Theoretical issues in deep networks

While deep learning is successful in a number of applications, it is not yet well understood theoretically. A theoretical characterization of deep learning should answer questions about their approximation power, the dynamics of optimization, and good out-of-sample performance, despite overparameterization and the absence of explicit regularization. We review our recent results toward this goal. In approximation theory both shallow and deep networks are known to approximate any continuous functions at an exponential cost. However, we proved that for certain types of compositional functions, deep networks of the convolutional type (even without weight sharing) can avoid the curse of dimensionality. In characterizing minimization of the empirical exponential loss we consider the gradient flow of the weight directions rather than the weights themselves, since the relevant function underlying classification corresponds to normalized networks.
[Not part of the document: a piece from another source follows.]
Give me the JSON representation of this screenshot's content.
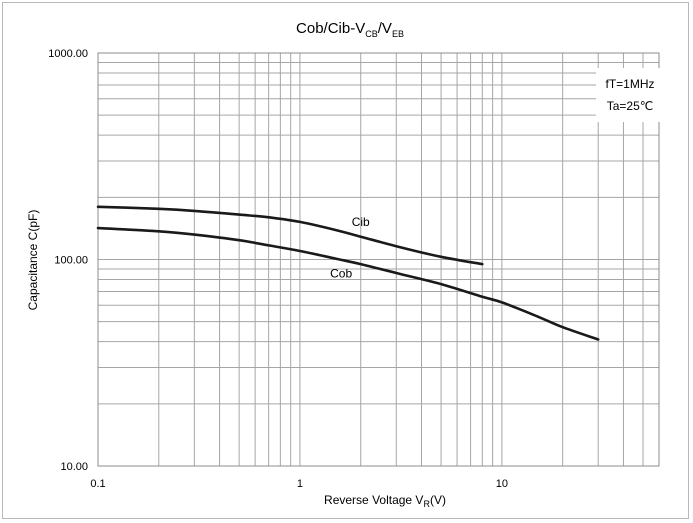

The dynamics of normalized weights turn out to be equivalent to those of the constrained problem of minimizing the loss subject to a unit norm constraint. In particular, the dynamics of typical gradient descent have the same critical points as the constrained problem. Thus there is implicit regularization in training deep networks under exponential-type loss functions during gradient flow. As a consequence, the critical points correspond to minimum norm infima of the loss. This result is especially relevant because it has been recently shown that, for overparameterized models, selection of a minimum norm solution optimizes cross-validation leave-one-out stability and thereby the expected error. Thus our results imply that gradient descent in deep networks minimize the expected error.

[1]  Christine McGourty Dealing with the data , 1989, Nature.

[2]  Tengyuan Liang,et al.  Just Interpolate: Kernel "Ridgeless" Regression Can Generalize , 2018, The Annals of Statistics.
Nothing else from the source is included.